O conflito entre Israel e Palestina foram pauta presente na cerimônia do Oscar 2024 no último domingo (10). Antes do início da entrega dos prêmios, manifestantes fecharam ruas próximas ao Dolby Theater, pedindo por um cessar-fogo imediato e permanente no confronto. No tapete vermelho, diversos artistas, incluindo Billie Eilish (cantora da música-tema de “Barbie”), Mark Ruffalo (“Pobre Criaturas”), Ramy Youssef (“Pobres Criaturas”), Eugene Lee Yang (diretor da animação indicada “Nimona”) e outros ostentaram broches vermelhos. O acessório faz parte do Artists4Ceasefire, movimento liderado por um grupo de artistas que pedem ao presidente dos Estados Unidos que cesse o apoio a Israel em seus ataques contra o povo palestino na Faixa de Gaza. Os protestos no entorno do teatro acabaram por atrasar a cerimônia em alguns minutos.

“Pedimos um cessar-fogo imediato e permanente em Gaza. Pedimos paz e justiça duradoura para o povo da Palestina. É uma mensagem universal de: Vamos parar de matar crianças. Não vamos fazer parte de mais guerra… Muitas pessoas usarão esses broches esta noite. Há muitos falantes nas notícias, este é um espaço de corações falantes. Estamos tentando transmitir isso para a humanidade”, disse Youssef à Variety.

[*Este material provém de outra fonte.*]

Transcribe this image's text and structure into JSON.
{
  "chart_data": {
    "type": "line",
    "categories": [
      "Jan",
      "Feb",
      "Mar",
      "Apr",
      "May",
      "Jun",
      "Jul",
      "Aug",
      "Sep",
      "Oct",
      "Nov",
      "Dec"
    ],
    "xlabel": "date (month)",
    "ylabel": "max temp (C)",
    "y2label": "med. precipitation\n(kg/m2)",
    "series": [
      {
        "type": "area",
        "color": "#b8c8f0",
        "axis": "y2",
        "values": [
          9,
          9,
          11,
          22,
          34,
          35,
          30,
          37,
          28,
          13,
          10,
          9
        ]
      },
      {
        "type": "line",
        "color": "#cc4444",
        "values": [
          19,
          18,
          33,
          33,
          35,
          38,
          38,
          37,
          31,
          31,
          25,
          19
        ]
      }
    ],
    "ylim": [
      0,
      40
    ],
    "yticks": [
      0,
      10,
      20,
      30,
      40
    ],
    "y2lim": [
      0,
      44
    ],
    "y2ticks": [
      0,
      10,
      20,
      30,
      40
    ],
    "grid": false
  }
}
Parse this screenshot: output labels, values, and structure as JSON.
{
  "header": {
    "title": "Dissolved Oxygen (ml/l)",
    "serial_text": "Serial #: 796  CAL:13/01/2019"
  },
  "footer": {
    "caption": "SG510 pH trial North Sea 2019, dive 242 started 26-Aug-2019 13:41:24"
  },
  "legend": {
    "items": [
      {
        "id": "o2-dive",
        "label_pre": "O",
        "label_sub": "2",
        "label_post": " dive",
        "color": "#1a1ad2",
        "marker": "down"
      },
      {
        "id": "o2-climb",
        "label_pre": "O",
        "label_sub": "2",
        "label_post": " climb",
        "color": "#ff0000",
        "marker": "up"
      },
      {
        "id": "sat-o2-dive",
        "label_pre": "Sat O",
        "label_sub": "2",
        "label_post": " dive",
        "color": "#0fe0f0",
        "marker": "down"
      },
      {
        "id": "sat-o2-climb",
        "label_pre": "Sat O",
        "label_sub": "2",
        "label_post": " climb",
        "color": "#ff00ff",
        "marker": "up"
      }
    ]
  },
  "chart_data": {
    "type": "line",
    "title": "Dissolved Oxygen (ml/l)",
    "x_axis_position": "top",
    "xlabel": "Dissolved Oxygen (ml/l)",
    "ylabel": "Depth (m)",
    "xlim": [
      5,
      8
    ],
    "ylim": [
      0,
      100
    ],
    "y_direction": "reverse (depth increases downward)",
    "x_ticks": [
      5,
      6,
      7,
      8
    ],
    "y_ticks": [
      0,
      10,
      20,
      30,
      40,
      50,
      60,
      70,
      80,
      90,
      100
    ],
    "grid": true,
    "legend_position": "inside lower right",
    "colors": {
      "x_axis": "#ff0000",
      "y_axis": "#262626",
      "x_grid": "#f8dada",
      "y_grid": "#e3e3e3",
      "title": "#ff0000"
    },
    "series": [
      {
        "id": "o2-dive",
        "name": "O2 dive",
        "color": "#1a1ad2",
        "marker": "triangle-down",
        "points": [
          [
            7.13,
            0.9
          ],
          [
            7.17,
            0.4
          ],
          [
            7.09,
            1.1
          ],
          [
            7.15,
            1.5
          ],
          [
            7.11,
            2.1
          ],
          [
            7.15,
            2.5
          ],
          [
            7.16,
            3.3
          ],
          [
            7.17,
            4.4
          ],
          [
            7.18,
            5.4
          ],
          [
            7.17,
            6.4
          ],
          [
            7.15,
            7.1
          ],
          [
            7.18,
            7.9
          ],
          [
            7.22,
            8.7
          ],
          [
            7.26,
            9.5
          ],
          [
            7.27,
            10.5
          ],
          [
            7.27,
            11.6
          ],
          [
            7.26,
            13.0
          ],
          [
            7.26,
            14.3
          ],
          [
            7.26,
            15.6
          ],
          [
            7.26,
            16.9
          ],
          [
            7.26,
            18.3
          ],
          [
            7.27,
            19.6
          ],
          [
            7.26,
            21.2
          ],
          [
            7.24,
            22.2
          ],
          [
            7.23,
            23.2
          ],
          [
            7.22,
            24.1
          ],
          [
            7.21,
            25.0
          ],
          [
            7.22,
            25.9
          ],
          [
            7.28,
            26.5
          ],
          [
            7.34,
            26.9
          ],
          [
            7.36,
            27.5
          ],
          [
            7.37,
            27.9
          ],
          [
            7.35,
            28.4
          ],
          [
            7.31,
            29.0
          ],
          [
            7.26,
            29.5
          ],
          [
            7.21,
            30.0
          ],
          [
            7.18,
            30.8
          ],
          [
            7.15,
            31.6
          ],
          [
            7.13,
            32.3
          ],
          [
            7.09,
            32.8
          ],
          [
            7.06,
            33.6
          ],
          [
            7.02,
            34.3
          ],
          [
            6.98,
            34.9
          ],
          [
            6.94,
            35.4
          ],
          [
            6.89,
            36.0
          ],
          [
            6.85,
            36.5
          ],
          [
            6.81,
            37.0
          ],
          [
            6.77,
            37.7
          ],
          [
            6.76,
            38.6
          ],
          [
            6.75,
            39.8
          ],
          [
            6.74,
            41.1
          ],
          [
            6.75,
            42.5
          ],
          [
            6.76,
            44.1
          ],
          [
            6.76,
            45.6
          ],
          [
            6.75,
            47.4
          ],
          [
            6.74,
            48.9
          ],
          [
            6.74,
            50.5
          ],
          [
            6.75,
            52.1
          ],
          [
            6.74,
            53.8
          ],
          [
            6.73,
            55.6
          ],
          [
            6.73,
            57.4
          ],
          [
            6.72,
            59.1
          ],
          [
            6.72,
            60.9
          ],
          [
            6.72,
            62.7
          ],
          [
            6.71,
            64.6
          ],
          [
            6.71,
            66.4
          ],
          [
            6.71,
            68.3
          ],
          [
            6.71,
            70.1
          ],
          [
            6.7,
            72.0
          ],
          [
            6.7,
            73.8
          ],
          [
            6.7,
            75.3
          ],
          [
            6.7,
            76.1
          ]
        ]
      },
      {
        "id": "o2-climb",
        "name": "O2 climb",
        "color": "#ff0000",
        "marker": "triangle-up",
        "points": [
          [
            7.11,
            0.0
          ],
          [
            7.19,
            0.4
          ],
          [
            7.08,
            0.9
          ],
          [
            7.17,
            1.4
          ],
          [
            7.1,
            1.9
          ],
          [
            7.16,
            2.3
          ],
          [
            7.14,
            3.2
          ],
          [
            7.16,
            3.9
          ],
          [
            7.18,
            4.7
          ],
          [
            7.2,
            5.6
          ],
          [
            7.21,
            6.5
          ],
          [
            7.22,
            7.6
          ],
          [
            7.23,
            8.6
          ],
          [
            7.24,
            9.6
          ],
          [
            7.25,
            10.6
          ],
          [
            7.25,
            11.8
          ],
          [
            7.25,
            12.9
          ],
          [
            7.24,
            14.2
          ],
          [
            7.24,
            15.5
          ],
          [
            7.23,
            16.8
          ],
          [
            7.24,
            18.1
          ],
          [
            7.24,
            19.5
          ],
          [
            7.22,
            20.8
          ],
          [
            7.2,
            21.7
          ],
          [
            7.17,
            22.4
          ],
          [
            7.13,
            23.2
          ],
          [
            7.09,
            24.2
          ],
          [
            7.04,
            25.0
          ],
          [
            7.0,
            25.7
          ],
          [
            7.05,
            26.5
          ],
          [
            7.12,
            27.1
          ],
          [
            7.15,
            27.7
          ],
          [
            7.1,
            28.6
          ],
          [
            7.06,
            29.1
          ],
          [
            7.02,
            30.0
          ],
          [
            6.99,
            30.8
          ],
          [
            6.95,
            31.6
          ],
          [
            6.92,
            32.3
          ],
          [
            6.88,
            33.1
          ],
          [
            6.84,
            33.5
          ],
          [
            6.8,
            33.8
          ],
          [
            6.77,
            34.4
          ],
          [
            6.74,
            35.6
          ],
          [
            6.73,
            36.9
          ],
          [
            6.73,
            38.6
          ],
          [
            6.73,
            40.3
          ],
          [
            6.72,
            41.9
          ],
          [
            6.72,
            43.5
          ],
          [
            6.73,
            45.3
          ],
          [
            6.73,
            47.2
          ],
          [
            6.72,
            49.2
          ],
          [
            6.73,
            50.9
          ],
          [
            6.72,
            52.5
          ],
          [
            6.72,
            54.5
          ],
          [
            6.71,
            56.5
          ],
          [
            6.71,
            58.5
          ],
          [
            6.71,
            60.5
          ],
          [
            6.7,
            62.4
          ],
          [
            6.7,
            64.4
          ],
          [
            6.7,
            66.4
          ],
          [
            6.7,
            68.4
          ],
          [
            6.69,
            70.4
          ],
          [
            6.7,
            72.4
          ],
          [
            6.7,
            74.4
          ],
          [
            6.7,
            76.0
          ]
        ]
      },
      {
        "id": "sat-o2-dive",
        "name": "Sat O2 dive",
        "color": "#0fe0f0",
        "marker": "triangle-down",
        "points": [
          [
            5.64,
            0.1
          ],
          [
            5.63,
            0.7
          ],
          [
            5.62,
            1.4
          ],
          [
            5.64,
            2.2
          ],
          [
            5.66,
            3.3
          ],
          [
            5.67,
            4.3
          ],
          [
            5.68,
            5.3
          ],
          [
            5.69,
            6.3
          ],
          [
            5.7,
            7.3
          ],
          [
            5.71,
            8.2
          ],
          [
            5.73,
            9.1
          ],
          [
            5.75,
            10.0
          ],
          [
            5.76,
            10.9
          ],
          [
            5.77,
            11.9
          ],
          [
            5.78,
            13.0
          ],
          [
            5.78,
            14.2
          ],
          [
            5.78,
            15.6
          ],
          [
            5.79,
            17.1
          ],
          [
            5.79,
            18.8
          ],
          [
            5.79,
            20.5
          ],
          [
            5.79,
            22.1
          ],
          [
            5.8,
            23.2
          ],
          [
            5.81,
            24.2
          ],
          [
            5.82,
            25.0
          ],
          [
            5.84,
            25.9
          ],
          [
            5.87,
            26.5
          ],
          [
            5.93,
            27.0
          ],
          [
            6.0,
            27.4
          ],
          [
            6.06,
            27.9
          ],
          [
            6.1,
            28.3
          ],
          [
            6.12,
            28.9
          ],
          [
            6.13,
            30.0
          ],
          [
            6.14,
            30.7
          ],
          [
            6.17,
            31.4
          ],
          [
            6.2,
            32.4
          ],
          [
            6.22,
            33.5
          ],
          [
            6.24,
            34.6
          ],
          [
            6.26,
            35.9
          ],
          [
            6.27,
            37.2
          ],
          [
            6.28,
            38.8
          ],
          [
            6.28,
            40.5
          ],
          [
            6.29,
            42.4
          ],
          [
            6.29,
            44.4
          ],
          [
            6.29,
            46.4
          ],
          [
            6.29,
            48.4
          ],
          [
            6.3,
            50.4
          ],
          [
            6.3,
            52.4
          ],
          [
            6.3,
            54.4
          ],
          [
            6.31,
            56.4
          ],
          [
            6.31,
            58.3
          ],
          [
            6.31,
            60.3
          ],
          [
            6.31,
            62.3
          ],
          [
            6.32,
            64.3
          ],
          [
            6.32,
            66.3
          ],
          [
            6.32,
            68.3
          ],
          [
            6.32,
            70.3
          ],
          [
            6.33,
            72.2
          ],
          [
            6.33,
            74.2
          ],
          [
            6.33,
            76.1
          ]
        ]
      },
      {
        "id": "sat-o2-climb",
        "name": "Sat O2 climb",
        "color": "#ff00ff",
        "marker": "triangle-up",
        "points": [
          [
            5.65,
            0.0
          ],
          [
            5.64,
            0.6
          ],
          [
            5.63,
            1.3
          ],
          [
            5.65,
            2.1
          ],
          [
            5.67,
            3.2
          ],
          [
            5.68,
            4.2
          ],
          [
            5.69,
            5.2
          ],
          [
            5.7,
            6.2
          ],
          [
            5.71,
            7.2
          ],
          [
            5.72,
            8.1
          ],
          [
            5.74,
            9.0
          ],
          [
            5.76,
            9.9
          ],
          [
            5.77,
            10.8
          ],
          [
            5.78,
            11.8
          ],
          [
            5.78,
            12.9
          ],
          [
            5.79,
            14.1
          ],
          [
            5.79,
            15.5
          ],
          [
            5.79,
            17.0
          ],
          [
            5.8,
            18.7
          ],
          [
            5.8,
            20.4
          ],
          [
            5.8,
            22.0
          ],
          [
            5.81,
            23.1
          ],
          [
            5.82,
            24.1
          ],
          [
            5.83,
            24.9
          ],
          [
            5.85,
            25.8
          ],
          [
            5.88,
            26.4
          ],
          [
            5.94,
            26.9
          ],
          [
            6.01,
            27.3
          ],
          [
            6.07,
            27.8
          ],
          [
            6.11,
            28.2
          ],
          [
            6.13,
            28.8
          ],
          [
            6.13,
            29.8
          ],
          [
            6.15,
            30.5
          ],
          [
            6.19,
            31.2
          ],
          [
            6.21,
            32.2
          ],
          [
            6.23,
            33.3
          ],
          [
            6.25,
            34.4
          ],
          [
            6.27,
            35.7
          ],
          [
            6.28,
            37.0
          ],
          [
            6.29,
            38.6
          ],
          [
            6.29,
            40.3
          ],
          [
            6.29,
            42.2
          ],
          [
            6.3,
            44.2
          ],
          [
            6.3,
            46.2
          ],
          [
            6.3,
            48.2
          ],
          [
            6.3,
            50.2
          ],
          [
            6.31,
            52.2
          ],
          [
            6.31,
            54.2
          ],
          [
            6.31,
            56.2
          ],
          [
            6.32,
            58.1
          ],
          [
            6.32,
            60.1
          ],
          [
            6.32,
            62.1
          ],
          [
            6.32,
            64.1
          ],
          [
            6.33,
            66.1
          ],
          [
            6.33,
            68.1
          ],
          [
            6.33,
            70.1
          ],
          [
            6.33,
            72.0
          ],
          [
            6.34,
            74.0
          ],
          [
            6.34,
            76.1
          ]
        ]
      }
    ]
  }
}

O diretor Jonathan Glazer, do drama de Holocausto, Zona de Interesse, também emprestou sua voz à causa, ao receber o Oscar de Melhor Filme Internacional. “Todas as nossas escolhas são feitas para refletir e confrontar-nos no presente – não para dizer, ‘Veja o que eles fizeram então’, mas sim ‘veja o que fazemos agora’”, disse o realizador. “Nosso filme mostra onde a desumanização leva ao pior. Moldou todo o nosso passado e presente.” “Neste momento, estamos aqui como homens que refutam o seu judaísmo e o Holocausto, sendo sequestrados por uma ocupação que levou ao conflito para tantas pessoas inocentes, sejam as vítimas do 7 de Outubro em Israel ou o ataque em curso em Gaza”, completou.